RSASSA-PKCS1-v1_5-SHA256: uses RSASSA-PKCS1-v1_5 scheme with SHA256 hash func
RSASSA-PKCS1-v1_5-SHA384: uses RSASSA-PKCS1-v1_5 scheme with SHA384 hash func
RSASSA-PKCS1-v1_5-SHA512: uses RSASSA-PKCS1-v1_5 scheme with SHA512 hash func
RSASSA-PSS-SHA256: uses RSASSA-PSS scheme with SHA256 hash func
RSASSA-PSS-SHA384: uses RSASSA-PSS scheme with SHA384 hash func
RSASSA-PSS-SHA512: uses RSASSA-PSS scheme with SHA512 hash func

3 - Shoot Extension

Introduction

This extension implements cosign image verification. It is strictly limited only to the kubernetes system components deployed by Gardener and other Gardener Extensions in the kube-system namespace of a shoot cluster.

Shoot Feature Gate

In most of the Gardener setups the shoot-lakom-service extension is enabled globally and thus can be configured per shoot cluster.
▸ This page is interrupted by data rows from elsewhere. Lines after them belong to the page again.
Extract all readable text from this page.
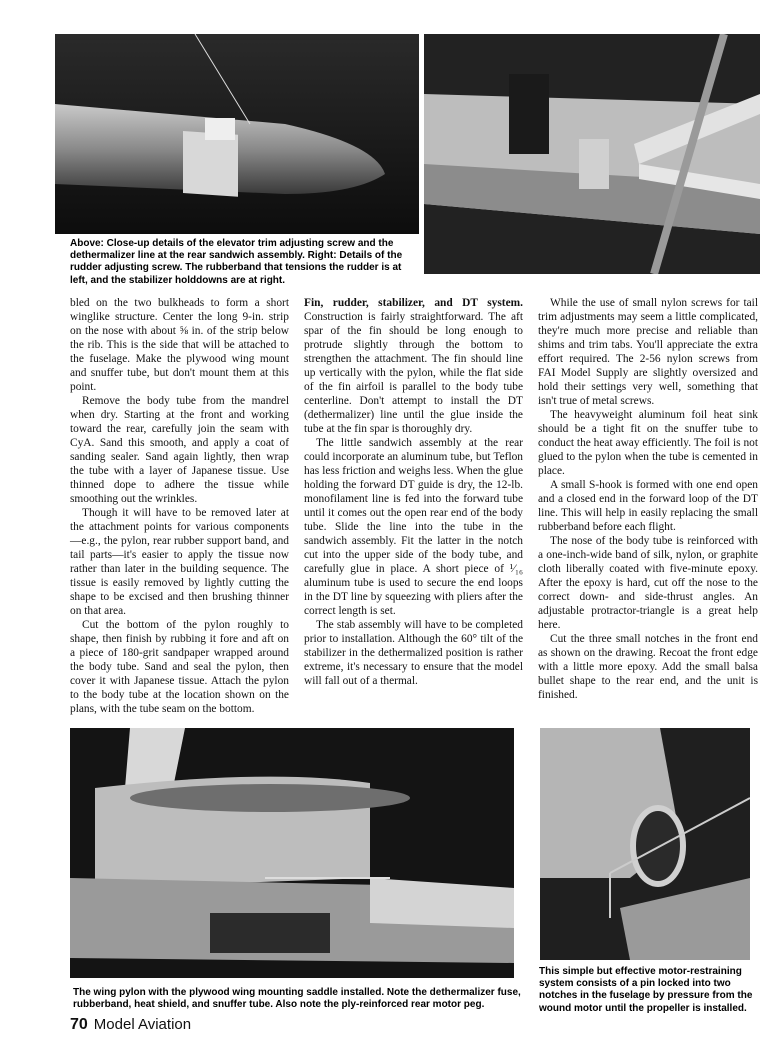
Above: Close-up details of the elevator trim adjusting screw and the dethermalizer line at the rear sandwich assembly. Right: Details of the rudder adjusting screw. The rubberband that tensions the rudder is at left, and the stabilizer holddowns are at right.

bled on the two bulkheads to form a short winglike structure. Center the long 9-in. strip on the nose with about ⅝ in. of the strip below the rib. This is the side that will be attached to the fuselage. Make the plywood wing mount and snuffer tube, but don't mount them at this point.

Remove the body tube from the mandrel when dry. Starting at the front and working toward the rear, carefully join the seam with CyA. Sand this smooth, and apply a coat of sanding sealer. Sand again lightly, then wrap the tube with a layer of Japanese tissue. Use thinned dope to adhere the tissue while smoothing out the wrinkles.

Though it will have to be removed later at the attachment points for various components—e.g., the pylon, rear rubber support band, and tail parts—it's easier to apply the tissue now rather than later in the building sequence. The tissue is easily removed by lightly cutting the shape to be excised and then brushing thinner on that area.

Cut the bottom of the pylon roughly to shape, then finish by rubbing it fore and aft on a piece of 180-grit sandpaper wrapped around the body tube. Sand and seal the pylon, then cover it with Japanese tissue. Attach the pylon to the body tube at the location shown on the plans, with the tube seam on the bottom.

Fin, rudder, stabilizer, and DT system. Construction is fairly straightforward. The aft spar of the fin should be long enough to protrude slightly through the bottom to strengthen the attachment. The fin should line up vertically with the pylon, while the flat side of the fin airfoil is parallel to the body tube centerline. Don't attempt to install the DT (dethermalizer) line until the glue inside the tube at the fin spar is thoroughly dry.

The little sandwich assembly at the rear could incorporate an aluminum tube, but Teflon has less friction and weighs less. When the glue holding the forward DT guide is dry, the 12-lb. monofilament line is fed into the forward tube until it comes out the open rear end of the body tube. Slide the line into the tube in the sandwich assembly. Fit the latter in the notch cut into the upper side of the body tube, and carefully glue in place. A short piece of ¹⁄₁₆ aluminum tube is used to secure the end loops in the DT line by squeezing with pliers after the correct length is set.

The stab assembly will have to be completed prior to installation. Although the 60° tilt of the stabilizer in the dethermalized position is rather extreme, it's necessary to ensure that the model will fall out of a thermal.

While the use of small nylon screws for tail trim adjustments may seem a little complicated, they're much more precise and reliable than shims and trim tabs. You'll appreciate the extra effort required. The 2-56 nylon screws from FAI Model Supply are slightly oversized and hold their settings very well, something that isn't true of metal screws.

The heavyweight aluminum foil heat sink should be a tight fit on the snuffer tube to conduct the heat away efficiently. The foil is not glued to the pylon when the tube is cemented in place.

A small S-hook is formed with one end open and a closed end in the forward loop of the DT line. This will help in easily replacing the small rubberband before each flight.

The nose of the body tube is reinforced with a one-inch-wide band of silk, nylon, or graphite cloth liberally coated with five-minute epoxy. After the epoxy is hard, cut off the nose to the correct down- and side-thrust angles. An adjustable protractor-triangle is a great help here.

Cut the three small notches in the front end as shown on the drawing. Recoat the front edge with a little more epoxy. Add the small balsa bullet shape to the rear end, and the unit is finished.

The wing pylon with the plywood wing mounting saddle installed. Note the dethermalizer fuse, rubberband, heat shield, and snuffer tube. Also note the ply-reinforced rear motor peg.

This simple but effective motor-restraining system consists of a pin locked into two notches in the fuselage by pressure from the wound motor until the propeller is installed.

70 Model Aviation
Please adapt the shoot specification by the configuration shown below to disable the extension individually.

kind: Shoot
...
spec:
  extensions:
  - type: shoot-lakom-service
    disabled: true
    providerConfig:
      apiVersion: lakom.extensions.gardener.cloud/v1alpha1
      kind: LakomConfig
      scope: KubeSystem
...

The scope field instruct lakom which pods to validate. The possible values are:

KubeSystem Lakom will validate all pods in the kube-system namespace.
KubeSystemManagedByGardener Lakom will validate all pods in the kube-system namespace that are annotated with “managed-by/gardener”
Cluster Lakom will validate all pods in all namespaces.